The Energy Department’s proposal would reduce energy usage by about 30% relative to the least-efficient products on the market today, according to the American Council for an Energy-Efficient Economy, an environmental group. The proposed standards are based on improved cooking efficiency through the use of design options, such as an optimized burner and improved grates, and some products are already on the market that meet the requirements, the group said.
Andrew deLaski, executive director of the Appliance Standards Awareness Project, said the proposed regulation represents a standard that “today’s more efficient gas stove designs can meet.”
But groups representing the makers of ranges from companies like Whirlpool Corp. said they were alarmed by the proposal, which follows previous decisions by the Energy Department not to issue standards.

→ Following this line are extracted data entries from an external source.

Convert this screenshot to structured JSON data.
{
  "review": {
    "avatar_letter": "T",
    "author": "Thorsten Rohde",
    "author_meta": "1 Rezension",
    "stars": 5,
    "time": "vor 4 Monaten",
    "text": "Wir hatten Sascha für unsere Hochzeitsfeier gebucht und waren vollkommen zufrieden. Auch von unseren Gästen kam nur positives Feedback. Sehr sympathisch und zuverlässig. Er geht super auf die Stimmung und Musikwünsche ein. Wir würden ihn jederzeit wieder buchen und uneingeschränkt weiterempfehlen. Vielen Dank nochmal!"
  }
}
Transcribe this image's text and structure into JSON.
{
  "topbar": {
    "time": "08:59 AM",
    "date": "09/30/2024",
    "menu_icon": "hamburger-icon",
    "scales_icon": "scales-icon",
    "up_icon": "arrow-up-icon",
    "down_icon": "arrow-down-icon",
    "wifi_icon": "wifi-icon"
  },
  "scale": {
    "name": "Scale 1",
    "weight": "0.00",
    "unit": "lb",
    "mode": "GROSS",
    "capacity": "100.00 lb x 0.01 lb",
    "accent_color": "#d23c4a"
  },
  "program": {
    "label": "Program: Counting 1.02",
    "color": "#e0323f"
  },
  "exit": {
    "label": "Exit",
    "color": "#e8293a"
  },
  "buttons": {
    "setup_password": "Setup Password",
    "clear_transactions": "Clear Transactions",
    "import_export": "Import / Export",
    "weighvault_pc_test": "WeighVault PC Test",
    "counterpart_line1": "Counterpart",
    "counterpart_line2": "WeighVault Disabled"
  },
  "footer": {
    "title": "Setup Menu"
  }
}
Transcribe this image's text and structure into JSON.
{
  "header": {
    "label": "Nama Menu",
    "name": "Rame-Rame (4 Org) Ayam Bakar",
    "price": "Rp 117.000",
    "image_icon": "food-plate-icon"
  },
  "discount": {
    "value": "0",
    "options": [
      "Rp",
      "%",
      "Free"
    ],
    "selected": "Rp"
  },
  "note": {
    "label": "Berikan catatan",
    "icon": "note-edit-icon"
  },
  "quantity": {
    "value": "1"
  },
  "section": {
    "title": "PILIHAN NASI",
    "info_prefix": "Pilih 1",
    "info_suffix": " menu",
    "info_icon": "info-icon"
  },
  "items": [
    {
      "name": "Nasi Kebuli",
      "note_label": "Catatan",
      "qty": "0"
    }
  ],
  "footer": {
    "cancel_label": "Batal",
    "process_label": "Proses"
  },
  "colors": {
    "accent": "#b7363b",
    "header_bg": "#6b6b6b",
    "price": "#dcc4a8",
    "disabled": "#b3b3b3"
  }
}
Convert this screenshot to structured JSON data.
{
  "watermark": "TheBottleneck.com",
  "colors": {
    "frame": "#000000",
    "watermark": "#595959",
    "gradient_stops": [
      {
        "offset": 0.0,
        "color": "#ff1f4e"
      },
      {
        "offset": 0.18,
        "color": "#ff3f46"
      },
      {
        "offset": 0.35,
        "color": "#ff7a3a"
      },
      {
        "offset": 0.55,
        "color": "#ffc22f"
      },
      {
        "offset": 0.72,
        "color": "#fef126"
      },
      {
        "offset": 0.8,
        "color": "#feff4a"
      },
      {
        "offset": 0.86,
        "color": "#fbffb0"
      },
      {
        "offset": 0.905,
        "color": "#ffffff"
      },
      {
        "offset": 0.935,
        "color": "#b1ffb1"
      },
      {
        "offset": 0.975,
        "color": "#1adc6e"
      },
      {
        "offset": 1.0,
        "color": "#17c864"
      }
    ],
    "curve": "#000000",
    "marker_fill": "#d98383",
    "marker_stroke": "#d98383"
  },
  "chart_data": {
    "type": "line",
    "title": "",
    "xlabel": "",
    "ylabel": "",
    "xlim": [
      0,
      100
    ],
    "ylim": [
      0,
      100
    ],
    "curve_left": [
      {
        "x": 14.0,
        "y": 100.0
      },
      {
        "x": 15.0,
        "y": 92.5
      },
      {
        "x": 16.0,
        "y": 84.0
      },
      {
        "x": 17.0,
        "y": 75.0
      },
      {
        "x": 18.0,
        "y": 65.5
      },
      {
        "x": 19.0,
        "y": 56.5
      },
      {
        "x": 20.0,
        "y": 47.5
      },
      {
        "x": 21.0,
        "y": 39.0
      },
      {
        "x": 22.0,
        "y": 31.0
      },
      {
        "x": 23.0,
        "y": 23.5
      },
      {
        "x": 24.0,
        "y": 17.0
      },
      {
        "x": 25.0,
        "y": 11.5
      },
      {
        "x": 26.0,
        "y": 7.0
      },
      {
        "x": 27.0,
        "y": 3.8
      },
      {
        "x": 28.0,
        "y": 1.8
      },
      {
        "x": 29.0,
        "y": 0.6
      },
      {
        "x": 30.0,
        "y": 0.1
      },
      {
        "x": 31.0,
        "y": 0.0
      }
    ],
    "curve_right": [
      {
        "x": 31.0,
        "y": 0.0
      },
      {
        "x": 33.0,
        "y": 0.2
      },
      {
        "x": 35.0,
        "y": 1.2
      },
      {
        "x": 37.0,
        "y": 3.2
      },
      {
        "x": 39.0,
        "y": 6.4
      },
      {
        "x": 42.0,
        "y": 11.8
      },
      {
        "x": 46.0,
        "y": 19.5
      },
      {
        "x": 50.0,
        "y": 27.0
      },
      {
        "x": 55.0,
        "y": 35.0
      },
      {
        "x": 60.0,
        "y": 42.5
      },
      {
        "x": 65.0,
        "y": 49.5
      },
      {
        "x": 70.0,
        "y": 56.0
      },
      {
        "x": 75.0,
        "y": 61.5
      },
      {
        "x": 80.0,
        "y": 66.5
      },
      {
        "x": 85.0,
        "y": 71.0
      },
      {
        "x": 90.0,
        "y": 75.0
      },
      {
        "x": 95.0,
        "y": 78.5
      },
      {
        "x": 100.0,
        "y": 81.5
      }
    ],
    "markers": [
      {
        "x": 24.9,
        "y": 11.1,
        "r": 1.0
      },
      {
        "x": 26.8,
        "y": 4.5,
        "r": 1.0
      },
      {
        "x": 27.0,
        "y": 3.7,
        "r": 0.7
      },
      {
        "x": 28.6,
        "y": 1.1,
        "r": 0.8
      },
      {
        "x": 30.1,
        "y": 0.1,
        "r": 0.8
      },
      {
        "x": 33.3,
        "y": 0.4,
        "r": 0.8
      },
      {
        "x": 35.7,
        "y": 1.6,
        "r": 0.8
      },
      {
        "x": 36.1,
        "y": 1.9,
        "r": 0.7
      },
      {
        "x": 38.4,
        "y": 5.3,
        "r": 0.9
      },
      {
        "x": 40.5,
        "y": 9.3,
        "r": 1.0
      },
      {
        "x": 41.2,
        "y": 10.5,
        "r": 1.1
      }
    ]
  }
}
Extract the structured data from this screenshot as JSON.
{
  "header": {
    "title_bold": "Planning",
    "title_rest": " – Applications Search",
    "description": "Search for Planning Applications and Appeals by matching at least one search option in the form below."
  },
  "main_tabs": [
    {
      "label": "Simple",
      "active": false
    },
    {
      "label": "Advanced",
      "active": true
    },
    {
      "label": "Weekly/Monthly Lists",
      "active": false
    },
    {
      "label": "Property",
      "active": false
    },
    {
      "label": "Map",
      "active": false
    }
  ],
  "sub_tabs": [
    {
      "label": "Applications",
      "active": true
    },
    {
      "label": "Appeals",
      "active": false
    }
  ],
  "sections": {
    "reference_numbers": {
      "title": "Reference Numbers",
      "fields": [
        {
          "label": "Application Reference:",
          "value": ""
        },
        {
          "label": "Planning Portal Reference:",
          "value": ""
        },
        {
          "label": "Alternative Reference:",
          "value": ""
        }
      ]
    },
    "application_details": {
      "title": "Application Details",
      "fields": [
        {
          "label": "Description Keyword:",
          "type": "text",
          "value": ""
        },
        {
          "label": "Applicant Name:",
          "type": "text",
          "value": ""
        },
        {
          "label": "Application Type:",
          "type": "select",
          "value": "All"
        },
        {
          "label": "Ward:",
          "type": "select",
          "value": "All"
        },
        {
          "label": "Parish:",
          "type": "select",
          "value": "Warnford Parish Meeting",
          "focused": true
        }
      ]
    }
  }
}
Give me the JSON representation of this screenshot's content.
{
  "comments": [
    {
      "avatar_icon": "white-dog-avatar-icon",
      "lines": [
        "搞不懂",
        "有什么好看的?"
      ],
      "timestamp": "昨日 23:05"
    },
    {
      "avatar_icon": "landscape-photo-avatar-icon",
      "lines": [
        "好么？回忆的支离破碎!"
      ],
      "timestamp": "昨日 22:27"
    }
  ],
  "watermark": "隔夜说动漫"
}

“This approach by DOE could effectively ban gas appliances,” said Jill Notini, a vice president with the Association of Home Appliance Manufacturers, a Washington-based trade group. “We are concerned this approach could eliminate fully featured gas products.”
The trade group is still evaluating the rule, but “it appears” that 95% of the market would not meet the proposed levels, Notini said.
The Energy Department said the standards, which would result in $1.7 billion in reduced energy costs, were mandated by Congress and are technologically feasible for both gas and electric cooktops.
“We are not proposing bans on either,” the department said in a statement. “Every major manufacturer has products that meet or exceed the requirements proposed today.”
(Adds additional information from Energy Department in fifth paragraph.)